In 1536 he was recalled to teach in Wittenberg, and was welcomed by Luther. Almost immediately, however, a controversy, which had been begun ten years before and been temporarily silenced, broke out more violently than ever. Agricola was the first to teach the views which Luther was the first to stigmatize by the name Antinomian, maintaining that while non-Christians were still held to the Mosaic law, Christians were entirely free from it, being under the gospel alone. (See also: Law and Gospel). The controversy made the two theologians break apart.
Philip Melanchthon taught that it was necessary to do good works, but they were an outgrowth of faith and not the reason for receiving forgiveness. Agricola felt that Melanchthon's view of the law was at odds with Luther's. Agricola felt there was no need for the law after justification.

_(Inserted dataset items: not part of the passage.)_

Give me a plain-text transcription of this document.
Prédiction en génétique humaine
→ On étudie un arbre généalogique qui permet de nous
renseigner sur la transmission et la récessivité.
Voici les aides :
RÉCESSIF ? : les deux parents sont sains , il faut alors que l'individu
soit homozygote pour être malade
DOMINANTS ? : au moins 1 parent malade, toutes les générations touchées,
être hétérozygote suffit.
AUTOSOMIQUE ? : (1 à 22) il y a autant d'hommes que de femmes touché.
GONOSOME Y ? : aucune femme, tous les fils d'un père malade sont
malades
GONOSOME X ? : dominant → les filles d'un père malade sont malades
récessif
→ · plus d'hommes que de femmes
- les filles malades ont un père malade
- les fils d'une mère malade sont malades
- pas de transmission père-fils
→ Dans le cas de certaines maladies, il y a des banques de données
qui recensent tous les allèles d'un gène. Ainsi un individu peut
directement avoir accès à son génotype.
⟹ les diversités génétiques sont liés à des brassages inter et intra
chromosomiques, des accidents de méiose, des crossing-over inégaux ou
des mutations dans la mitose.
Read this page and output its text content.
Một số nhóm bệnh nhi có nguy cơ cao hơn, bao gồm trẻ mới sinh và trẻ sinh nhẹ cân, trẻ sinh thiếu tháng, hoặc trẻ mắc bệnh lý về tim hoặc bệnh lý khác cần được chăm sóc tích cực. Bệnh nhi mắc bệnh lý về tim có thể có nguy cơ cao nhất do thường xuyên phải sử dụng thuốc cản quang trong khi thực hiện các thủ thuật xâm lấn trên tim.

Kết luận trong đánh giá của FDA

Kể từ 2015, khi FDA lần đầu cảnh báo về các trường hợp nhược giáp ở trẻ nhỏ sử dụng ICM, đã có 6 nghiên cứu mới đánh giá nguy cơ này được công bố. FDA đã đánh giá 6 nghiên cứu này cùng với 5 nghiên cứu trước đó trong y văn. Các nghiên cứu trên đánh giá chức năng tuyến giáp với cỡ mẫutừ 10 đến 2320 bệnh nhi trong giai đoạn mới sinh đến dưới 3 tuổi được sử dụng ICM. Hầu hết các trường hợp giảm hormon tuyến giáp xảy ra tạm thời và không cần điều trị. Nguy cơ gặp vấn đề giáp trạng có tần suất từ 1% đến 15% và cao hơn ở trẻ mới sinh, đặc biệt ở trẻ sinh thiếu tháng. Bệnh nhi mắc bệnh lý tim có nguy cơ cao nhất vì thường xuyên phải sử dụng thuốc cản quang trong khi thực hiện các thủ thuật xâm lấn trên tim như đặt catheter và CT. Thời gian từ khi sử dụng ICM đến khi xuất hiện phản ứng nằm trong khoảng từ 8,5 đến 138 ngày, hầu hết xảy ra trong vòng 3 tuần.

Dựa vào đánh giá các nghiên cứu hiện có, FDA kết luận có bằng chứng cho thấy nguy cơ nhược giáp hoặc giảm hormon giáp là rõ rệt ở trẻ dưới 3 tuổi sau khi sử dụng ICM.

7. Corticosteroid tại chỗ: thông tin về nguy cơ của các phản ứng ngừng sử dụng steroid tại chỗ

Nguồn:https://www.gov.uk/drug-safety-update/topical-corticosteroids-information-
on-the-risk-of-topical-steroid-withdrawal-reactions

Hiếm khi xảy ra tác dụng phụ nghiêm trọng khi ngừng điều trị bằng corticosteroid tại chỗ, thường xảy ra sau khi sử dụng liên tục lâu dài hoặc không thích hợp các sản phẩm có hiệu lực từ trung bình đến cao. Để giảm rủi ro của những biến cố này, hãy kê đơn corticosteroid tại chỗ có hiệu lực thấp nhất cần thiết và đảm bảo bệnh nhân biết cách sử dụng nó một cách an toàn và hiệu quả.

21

===Restoration and later life===
As a consequence of the bitter controversy with Luther, in 1540 Agricola left Wittenberg secretly for Berlin, where he published a letter addressed to Frederick III, Elector of Saxony, which was generally interpreted as a recantation of his prior views. Luther, however, seems not to have so accepted it, and Agricola remained at Berlin.

Joachim II Hector, Elector of Brandenburg, having taken Agricola into his favour, appointed him court preacher and general superintendent. He held both offices until his death in 1566, and his career in Brandenburg was one of great activity and influence.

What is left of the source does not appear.